Thanks to BIECO, the smart microfactory will obtain a set of advanced security mechanisms that will allow to demonstrate the reliability of its subsystems, especially when they are interacting with the full supply chain. In this case, the relation between security and safety in cyber-physical systems (CPS) will also be demonstrated.

 

Implementing and testing a quantum secured E-E environment

In order to achieve this, IFEVS aims at implementing and testing a quantum secured E-E environment for connected electric vehicles, addressing also the possibility to extend the solutions to secure the full microfactory and the supply chain.

Therefore, the idea is ensuring the factory assets, so that information is only made available and disclosed to authorized microfactories, and it is fully protected from unauthorized requests. In order to do this, the smart microfactory use case will rely on the following technologies of BIECO’s framework:

 

Detecting vulnerabilities

detecting accurately vulnerabilities that can be hidden in any of the ICT components of the microfactory, and their propagation across the supply chain (WP3).

Predicting the behaviour

predicting the behaviour of the microfactory regarding security, based on a simulation environment; assessing the trustworthy runtime behavior of the ICT systems of the microfactory; and analyzing how vulnerabilities can propagate through the supply chain (WP5).

Performing self-checks

performing self-checks that allow to detect residual vulnerabilities, software and hardware failures and predicting malicious behaviour of the software components (WP4).

Performing a risk assessment

Performing a risk assessment and threat modelling of the status of the smicrofactory, including also safety aspects (WP6).

Obtaining guarantees

Obtaining guarantees that certify the adherence of the ICT components of the microfactory to their expected behaviour (WP7).

USE CASE 4

Autonomous Navigation Pre-Demo

Autonomous Navigation

The autonomous navigation use case is meant to serve as a pre-demonstration environment for the internal workshop to be organized around M12. It entails the ensurance of trust and safety in the context of the addition/update of a new module within the navigation environment, more specifically the local planner.

 

USECASE 4 architecture is organized into three layers

The first is the supervision where the task manager is responsible for transforming the production schedule into action commands to the other entities of the system.

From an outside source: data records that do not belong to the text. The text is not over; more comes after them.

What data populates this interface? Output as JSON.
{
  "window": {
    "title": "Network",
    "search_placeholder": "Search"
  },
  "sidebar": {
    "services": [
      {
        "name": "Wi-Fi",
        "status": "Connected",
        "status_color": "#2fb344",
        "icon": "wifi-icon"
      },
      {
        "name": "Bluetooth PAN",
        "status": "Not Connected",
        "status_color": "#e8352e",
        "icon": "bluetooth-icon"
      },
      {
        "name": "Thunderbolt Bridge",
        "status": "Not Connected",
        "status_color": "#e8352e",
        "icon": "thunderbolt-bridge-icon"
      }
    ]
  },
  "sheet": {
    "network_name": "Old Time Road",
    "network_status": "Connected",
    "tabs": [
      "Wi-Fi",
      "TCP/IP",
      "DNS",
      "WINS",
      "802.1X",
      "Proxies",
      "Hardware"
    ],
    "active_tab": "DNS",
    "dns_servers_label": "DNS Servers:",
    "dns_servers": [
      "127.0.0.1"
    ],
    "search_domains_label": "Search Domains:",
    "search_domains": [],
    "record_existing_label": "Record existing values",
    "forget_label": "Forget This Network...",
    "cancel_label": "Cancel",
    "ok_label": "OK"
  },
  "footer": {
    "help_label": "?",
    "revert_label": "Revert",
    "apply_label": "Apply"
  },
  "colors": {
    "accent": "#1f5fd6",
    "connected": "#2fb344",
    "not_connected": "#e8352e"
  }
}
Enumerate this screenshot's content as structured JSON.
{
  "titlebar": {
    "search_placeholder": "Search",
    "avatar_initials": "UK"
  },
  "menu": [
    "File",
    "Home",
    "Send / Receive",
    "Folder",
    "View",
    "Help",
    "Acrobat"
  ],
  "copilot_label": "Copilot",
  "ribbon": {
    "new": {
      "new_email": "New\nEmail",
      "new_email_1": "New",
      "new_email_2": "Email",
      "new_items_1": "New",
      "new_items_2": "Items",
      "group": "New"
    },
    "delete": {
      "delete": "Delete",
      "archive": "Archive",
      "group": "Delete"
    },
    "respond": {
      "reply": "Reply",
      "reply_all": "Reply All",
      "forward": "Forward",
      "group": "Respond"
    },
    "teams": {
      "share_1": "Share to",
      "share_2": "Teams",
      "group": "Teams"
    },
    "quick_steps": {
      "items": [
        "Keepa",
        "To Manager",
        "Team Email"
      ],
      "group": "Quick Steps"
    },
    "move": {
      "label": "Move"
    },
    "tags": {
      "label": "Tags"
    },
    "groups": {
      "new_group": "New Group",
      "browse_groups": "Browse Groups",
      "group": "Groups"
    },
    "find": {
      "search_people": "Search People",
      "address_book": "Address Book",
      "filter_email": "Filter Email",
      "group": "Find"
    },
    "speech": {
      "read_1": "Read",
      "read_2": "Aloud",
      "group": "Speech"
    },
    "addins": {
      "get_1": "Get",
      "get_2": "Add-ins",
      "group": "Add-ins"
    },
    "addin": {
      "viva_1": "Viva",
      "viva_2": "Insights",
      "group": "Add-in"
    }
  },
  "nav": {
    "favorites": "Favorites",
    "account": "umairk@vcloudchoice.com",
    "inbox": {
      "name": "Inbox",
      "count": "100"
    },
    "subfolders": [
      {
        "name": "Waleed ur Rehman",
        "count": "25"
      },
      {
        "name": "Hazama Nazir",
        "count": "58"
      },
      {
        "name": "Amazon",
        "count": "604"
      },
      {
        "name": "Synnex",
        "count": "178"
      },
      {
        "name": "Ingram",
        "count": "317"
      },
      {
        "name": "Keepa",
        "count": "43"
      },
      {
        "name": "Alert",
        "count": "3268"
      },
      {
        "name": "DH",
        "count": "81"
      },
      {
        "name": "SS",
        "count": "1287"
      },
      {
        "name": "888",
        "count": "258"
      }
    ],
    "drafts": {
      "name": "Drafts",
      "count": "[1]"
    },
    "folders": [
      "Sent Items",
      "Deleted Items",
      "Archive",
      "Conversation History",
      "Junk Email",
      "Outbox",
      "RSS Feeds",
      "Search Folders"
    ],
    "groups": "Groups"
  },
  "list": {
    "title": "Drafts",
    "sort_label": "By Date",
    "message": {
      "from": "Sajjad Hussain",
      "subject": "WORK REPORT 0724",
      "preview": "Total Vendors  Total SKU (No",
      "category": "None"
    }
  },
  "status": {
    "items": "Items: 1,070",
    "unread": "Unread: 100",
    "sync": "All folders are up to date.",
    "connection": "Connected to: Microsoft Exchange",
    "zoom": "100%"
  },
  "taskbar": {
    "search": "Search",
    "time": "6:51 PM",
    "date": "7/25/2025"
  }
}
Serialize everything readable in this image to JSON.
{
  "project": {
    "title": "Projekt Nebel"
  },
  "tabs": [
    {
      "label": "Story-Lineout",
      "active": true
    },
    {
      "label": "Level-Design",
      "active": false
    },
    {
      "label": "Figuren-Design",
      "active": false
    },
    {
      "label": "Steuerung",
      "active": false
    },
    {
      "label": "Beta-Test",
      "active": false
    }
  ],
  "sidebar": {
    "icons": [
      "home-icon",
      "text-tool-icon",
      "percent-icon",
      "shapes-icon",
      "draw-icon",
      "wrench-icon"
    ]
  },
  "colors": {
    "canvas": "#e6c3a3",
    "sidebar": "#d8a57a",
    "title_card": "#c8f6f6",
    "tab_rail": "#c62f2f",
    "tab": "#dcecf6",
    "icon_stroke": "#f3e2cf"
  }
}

Each station has a station controller that receives specific tasks to produce items that will then be transported by the mobile robots. The navigator is the supervisor module of the mobile robots that given instructions from the task manager will control the modules of the navigation layer. In the navigation layer the X,Y position of each goal is sent to the global planner that will produce a plan to reach the aforementioned goal. The plan is the result of the computation of the goal’s final position, direct sensory input and the obstacle information stored in the global costmaps. Based on the global plan, the direct sensory input and the data of the local costmap the local planner will produce motion commands that are sent directly to the locomotion controller.